Telecoms giant Liberty Global is spinning off its data centre assets into a new European joint venture with digital infrastructure investment fund Digital Colony. The move, which follows similar deals by AT&T and Telefonica, reflects the changing dynamics of the data centre industry, wherein the twin trends of cloud and edge computing are stoking demand while telcos find themselves with excess capacity.

The new company, AtlasEdge Data Centres, aims to “serve the growing demand from cloud providers, streaming services and enterprises for high-performance, scalable and secure facilities through which they can distribute low-latency applications and services such as 5G, gaming, IoT and edge compute”, according to a statement. It will use what was formerly Liberty Global’s data centre infrastructure across Europe, with four of the company’s internet brands, including Virgin Media in the UK, acting as anchor tenants.

“Combining Liberty Global’s technical real estate and track record in building successful, sustainable businesses with Digital Colony’s expertise in digital infrastructure investment creates an exciting platform for growth that will deliver long-term value,” said Mike Fries, CEO of Liberty Global. But the success of the new company may depend on a sufficient number of use cases emerging for edge data centres, experts told Tech Monitor.

Edge data centres: is Liberty Global onto a winner?

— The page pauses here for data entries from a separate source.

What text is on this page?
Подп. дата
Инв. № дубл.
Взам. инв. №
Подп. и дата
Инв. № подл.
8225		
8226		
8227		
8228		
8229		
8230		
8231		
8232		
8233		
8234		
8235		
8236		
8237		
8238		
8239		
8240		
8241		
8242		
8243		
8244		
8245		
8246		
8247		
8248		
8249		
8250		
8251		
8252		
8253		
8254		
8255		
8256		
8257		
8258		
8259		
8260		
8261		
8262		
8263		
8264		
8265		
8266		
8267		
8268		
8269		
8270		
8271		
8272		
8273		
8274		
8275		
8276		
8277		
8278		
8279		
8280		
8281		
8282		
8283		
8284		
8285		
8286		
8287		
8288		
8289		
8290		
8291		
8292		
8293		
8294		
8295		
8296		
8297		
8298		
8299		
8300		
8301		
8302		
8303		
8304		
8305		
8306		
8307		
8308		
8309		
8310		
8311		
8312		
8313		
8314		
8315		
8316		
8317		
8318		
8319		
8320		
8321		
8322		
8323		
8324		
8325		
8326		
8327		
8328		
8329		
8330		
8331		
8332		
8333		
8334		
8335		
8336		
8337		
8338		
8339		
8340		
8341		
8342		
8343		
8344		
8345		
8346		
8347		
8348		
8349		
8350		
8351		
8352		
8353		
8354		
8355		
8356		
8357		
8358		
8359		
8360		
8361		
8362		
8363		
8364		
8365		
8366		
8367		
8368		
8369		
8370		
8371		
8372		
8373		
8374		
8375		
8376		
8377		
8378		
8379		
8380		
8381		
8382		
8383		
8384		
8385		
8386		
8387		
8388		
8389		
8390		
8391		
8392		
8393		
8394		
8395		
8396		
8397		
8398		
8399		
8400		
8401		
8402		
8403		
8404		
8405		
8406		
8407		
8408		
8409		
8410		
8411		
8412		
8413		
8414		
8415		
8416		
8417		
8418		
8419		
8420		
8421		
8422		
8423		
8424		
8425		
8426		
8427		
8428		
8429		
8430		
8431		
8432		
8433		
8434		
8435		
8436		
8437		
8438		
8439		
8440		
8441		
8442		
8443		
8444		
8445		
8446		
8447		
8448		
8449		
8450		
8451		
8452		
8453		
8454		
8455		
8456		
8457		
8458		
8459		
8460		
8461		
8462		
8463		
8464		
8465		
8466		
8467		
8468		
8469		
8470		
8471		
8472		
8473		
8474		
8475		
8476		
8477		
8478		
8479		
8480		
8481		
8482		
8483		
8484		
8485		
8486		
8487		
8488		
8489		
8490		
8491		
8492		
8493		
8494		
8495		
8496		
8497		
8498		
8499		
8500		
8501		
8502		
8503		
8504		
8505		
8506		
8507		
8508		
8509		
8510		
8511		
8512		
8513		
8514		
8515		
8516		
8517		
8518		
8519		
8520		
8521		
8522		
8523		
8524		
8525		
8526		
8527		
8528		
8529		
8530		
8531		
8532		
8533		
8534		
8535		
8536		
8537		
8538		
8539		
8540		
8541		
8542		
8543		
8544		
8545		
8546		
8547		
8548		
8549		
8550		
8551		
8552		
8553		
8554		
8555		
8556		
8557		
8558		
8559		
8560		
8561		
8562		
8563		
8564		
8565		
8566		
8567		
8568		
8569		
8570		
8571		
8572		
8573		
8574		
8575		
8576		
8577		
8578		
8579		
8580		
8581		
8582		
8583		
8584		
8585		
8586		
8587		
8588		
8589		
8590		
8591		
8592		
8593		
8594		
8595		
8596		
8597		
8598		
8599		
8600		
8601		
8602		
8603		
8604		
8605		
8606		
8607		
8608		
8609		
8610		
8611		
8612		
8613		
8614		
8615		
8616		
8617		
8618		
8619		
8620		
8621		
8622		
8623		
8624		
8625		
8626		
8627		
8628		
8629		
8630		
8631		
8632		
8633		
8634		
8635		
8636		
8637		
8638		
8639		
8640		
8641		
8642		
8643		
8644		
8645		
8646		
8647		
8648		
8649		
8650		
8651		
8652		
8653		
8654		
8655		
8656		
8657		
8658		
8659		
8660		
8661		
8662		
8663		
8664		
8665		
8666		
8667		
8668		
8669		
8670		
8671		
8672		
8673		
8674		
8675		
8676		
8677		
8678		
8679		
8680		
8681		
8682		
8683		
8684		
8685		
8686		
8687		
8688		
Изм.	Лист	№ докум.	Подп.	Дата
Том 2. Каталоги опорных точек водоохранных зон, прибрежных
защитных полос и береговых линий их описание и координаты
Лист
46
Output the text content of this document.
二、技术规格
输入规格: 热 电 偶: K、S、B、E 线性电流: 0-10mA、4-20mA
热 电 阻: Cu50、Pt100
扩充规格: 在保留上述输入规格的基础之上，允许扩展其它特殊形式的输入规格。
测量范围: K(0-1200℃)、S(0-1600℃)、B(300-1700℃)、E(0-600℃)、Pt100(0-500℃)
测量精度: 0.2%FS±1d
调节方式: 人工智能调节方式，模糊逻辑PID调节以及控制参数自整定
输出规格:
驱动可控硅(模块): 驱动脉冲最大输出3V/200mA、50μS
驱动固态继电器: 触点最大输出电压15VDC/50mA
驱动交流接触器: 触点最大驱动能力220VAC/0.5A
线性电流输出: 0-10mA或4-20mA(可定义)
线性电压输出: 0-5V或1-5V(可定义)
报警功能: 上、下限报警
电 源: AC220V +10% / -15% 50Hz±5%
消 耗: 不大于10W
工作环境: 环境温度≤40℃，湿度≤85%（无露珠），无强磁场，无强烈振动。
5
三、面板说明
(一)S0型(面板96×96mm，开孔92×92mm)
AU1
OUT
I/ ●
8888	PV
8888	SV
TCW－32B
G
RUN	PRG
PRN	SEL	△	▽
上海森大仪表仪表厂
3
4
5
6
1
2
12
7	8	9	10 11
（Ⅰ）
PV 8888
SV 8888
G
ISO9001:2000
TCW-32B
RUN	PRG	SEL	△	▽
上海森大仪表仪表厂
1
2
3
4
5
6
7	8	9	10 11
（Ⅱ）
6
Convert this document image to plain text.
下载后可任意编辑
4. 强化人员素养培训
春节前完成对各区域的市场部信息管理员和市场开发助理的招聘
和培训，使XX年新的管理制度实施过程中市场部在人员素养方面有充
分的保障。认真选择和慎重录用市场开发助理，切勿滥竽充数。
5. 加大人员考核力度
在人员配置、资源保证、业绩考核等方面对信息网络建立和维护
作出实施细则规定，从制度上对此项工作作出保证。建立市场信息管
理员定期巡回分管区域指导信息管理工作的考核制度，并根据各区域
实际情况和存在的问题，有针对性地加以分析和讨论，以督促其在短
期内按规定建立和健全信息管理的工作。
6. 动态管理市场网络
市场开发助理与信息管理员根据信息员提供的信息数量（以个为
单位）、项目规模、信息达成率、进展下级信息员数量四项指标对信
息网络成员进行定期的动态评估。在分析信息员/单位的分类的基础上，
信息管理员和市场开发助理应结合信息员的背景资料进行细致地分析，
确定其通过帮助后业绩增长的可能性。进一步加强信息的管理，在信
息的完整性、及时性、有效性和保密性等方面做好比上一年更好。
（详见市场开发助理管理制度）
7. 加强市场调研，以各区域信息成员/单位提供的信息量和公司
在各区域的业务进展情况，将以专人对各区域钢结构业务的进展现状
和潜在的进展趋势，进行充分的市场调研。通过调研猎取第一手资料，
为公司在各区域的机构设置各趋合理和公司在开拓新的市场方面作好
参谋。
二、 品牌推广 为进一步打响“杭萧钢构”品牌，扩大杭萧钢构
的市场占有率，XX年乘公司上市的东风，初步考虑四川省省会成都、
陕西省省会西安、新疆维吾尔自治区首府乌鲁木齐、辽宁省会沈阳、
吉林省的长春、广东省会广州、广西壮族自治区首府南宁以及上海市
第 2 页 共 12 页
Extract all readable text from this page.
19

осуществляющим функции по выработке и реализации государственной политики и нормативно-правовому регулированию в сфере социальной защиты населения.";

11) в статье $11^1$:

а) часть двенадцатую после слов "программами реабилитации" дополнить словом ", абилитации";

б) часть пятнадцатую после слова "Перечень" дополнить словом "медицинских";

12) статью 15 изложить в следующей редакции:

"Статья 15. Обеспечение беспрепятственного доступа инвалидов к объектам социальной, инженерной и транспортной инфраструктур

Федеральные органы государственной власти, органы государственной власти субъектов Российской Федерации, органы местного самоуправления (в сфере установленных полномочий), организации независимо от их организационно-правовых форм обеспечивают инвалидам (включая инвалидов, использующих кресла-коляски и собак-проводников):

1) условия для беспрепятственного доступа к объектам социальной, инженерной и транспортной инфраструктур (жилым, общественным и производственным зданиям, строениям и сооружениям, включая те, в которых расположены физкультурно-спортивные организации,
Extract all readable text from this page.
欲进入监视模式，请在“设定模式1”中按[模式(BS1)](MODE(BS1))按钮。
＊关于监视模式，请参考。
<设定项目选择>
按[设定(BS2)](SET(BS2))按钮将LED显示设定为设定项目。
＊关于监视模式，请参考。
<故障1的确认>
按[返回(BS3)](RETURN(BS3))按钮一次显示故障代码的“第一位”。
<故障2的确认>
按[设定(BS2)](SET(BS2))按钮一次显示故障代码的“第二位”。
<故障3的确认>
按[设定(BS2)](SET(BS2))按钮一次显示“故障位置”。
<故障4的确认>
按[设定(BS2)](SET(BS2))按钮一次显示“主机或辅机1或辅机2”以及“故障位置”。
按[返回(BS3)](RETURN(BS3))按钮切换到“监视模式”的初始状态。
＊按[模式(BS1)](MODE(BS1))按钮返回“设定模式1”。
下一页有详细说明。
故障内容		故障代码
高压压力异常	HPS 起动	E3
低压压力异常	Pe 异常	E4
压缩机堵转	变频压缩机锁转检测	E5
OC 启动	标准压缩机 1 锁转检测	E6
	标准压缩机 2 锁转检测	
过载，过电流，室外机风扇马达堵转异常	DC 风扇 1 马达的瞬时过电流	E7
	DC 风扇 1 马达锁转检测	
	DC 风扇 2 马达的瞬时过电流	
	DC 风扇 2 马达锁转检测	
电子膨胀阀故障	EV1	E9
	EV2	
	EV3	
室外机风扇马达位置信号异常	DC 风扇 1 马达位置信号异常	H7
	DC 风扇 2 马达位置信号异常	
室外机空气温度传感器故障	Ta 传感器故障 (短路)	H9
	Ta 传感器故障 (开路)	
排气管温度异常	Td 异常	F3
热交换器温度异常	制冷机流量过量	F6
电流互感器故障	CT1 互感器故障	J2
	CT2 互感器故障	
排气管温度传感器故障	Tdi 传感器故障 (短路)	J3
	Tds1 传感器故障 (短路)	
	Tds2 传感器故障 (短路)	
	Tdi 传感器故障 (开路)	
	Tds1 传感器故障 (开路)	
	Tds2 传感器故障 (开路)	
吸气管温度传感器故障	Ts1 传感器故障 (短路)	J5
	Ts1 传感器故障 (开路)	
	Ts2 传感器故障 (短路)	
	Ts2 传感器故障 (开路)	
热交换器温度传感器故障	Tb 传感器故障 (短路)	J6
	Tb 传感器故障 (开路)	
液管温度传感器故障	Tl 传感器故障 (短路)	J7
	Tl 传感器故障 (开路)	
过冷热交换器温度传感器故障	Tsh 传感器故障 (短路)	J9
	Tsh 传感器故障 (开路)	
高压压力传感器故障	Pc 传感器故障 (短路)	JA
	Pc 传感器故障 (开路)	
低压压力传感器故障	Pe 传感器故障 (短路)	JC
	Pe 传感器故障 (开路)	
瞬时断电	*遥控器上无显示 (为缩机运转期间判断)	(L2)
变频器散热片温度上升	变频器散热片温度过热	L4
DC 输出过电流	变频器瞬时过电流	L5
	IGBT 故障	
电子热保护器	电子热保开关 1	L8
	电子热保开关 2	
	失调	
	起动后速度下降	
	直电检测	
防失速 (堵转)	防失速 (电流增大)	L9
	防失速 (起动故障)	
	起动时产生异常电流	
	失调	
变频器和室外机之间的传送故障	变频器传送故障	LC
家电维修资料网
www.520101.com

AtlasEdge will sell server space in edge data centres, which form a central part of multi-edge computing (MEC), a model in which data is processed at the edge of the network, close to where it is generated, rather than being sent to a central cloud. This can help reduce latency, which is particularly important when data from connected IoT devices and 5G networks needs to be processed in real time. Data centres owned by telecoms companies, which are already integrated into communications networks, are ideal for this purpose.

Investors are taking an increasing interest in the opportunities around MEC says David Leftley, co-founder of Bloc Ventures, a venture capital fund. “We’ve seen quite a lot of deal flow in the MEC space,” he says. “We all know that the consumption of data is going up and that the point of consumption is moving.”

But, Leftley says his “underlying take-away is that we have yet to see the business use cases” for the technology. He explains: “There are not a lot of industries that require this at the moment. If you’ve got the use cases it makes sense, but you could also end up being stuck in the middle with MEC, because if [latency] is that critical why wouldn’t you have the edge of your network on a server on-premise rather than in a data centre?”

Indeed, last year only 1.3% of Europeans connected to the internet using 5G, while the number of private networks in the world numbers just over 100, according to research from Deloitte.

Leftley, who worked in telecoms before founding Bloc Ventures, says AtlasEdge will need to demonstrate the tangible benefits of edge processing. “It’s all very well saying ‘build it and they will come’, but will they be able to sell this into enterprises?,” he asks. “When you start talking about things like augmented reality and virtual reality to C-suite leaders their eyes tend to glaze over. [AtlasEdge] will need to show how lower latency can offer cost savings, and make businesses more reliable and agile.”

But the rapidly increasing amount of data being produced by businesses means investing in edge data centres could prove prudent in the long-term, says Ed Galvin, CEO of DC Bytes, a data and analytics company which covers the data centre sector.

“The amount of data sloshing around in the world is increasing, and as it keeps going up the ability to deploy at the edge becomes more attractive,” he says. “Public cloud has driven demand over the last five years, but I think it’s erroneous to assume that’s how it’s always going to be. It’s understanding where the next wave of demand is going to come from and the sheer volume of data being produced means that’s going to come from the edge.”

Why spinning off data centre assets makes sense

Though the value of MEC may be up for debate, there is little doubt that monetising data centre assets makes sense for companies like Liberty Global, says Galvin. “Over recent years telcos have built out extensive data centre facilities which they’re not utilising,” he says. “You might only be using 20% of the space, but you’ve still got 100% of the overheads, which really erodes your margins on services which you’re selling such as hosting. That vacant space is costing companies an arm and a leg.”

Rather than waiting for more customers to come along and put this space to use, the ever-growing demand for cloud computing means there is currently no shortage of takers when data centres come onto the market, Galvin says. “There’s such a weight of money behind investors trying to get into the sector, a huge amount of capital is being deployed in data centres and logistics,” he adds.

Liberty is far from the first telco to part with its assets. AT&T sold its portfolio of data centres to Brookfield in 2019 for $1.1bn, while in the same year Telefonica offloaded 11 data centres to Asterion for €550m. These deals tend to be done on a sale-and-leaseback basis, Galvin says. “All of the sudden the telco is just paying a rent on the 20% of the space it uses, and the premium it is able to get on selling the asset is very attractive,” he says. “And from the buyer side, you have a tenant in place already which gives you credibility. It’s a trend we would expect to see continue.”